Ryouta menggeleng. Ryouta benar-benar tak bisa memikirkan jawabannya.
Kazunari mendecakkan lidahnya dan menjawab, "Kita boleh memohon, uhm, maksudku, meminta apapun sebanyak satu kali saat pergantian tahun beberapa hari lagi."
Pergantian tahun? Jadi sudah hampir delapan bulan Ryouta berada di sini? Ryouta ingat kalau sebelum ia berakhir dengan mendekam di sel tercintanya, Ryouta baru saja menjalani beberapa hari untuk semester barunya di sekolah.
Oh, wow, waktu berjalan cukup cepat selama ia berada di sini saking monotonnya hari yang dijalaninya. Ryouta ingin tertawa sinis memikirkannya.
Tapi, tunggu. Tadi Kazunari bilang dia bisa memohon apa saja?
"Apa saja?" Ryouta bertanya lagi dengan sinar penuh harap terpancar dari sepasang manik madunya. "Apa saja, bukan?"
Kazunari mengangguk sambil tersenyum.
"Kau akan meminta apa, Kise?" tanya Takao riang. "Aku pasti akan memohon petugas itu untuk membebaskanku!"
Ryouta menimpali, sama senangnya, "Aku juga akan memohon hal yang sama denganmu! Kita akan keluar dari sel brengsek ini bersama-sama!"
Yang Ryouta inginkan hanyalah kebebasan. Ryouta tersenyum, benar-benar lebar sampai dia berpikir bahwa mulutnya akan sobek saat ia memikirkan dirinya keluar dari sel, menghirup udara bebas, dan bisa kembali berlarian kesana-sini seperti dulu.
Senyum Ryouta memudar saat ia teringat kata-kata dingin sang petugas. Kalimat yang menyatakan ia akan terus berada sampai waktu tidak bisa ditentukan. Yang menentukan waktu adalah Sibyl, bukan? Artinya, Ryouta tak mungkin meminta kebebasan saat pergantian tahun nanti, 'kan?

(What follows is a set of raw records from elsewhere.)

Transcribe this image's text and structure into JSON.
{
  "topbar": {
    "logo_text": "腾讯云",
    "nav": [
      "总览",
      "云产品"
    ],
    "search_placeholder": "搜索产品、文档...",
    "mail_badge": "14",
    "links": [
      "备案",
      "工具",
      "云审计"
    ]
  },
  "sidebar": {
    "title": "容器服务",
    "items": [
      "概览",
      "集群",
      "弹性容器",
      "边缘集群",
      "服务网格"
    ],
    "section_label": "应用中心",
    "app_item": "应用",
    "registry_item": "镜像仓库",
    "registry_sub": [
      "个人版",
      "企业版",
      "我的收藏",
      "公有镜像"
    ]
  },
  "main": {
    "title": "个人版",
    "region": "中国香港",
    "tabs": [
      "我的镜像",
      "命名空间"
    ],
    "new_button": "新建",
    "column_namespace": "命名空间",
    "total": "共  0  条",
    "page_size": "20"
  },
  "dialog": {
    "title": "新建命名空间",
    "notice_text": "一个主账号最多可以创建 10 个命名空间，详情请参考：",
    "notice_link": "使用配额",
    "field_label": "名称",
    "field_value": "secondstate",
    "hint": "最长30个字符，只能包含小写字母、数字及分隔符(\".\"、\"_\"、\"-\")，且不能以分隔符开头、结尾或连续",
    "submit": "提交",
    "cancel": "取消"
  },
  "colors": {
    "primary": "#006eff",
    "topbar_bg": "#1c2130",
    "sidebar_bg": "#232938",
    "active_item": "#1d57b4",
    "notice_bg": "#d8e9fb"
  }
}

"Tapi, jika kita minta kebebasan, apa Sibyl akan mengabulkannya?" Ryouta meratap putus asa. "Sibyl mana mungkin mau mengabulkan permohonan kita yang satu itu. Kita tidak mungkin bisa meminta kebebasan pada Sibyl, bukan, Takao?" tutur Ryouta miris. Ryouta meremas ujung bajunya, mencoba menekan sesak di dada.
Kazunari menghela napas berat dan sebuah tawa yang menyedihkan meluncur dari mulutnya.
"Kau benar, Kise. Permohonan kecil itu tak mungkin bisa terkabul. Bodohnya aku sempat bahagia barusan," Kazunari mengusap kasar matanya yang berair. "Sibyl itu kejam dan tak berperikemanusiaan. Kenapa aku bisa melupakan hal sepenting itu, sih?"
Keheningan menguasai mereka kembali. Atmosfer berat yang diciptakan kedua bocah berusia sepuluh tahun lebih sedikit itu membuat sel masing-masing terasa lebih suram.
Ryouta menghela napas lagi dan membaringkan dirinya di lantai selnya yang dingin. Ryouta menatap langit-langit selnya, meneliti setiap kibit sel hologram yang menciptakan langit-langit selnya untuk mengusir fakta dia bukan apa-apa lagi di dunia ini.
"Ayo minta sebuah barang sebagai gantinya!" usul Kazunari kembali bersemangat.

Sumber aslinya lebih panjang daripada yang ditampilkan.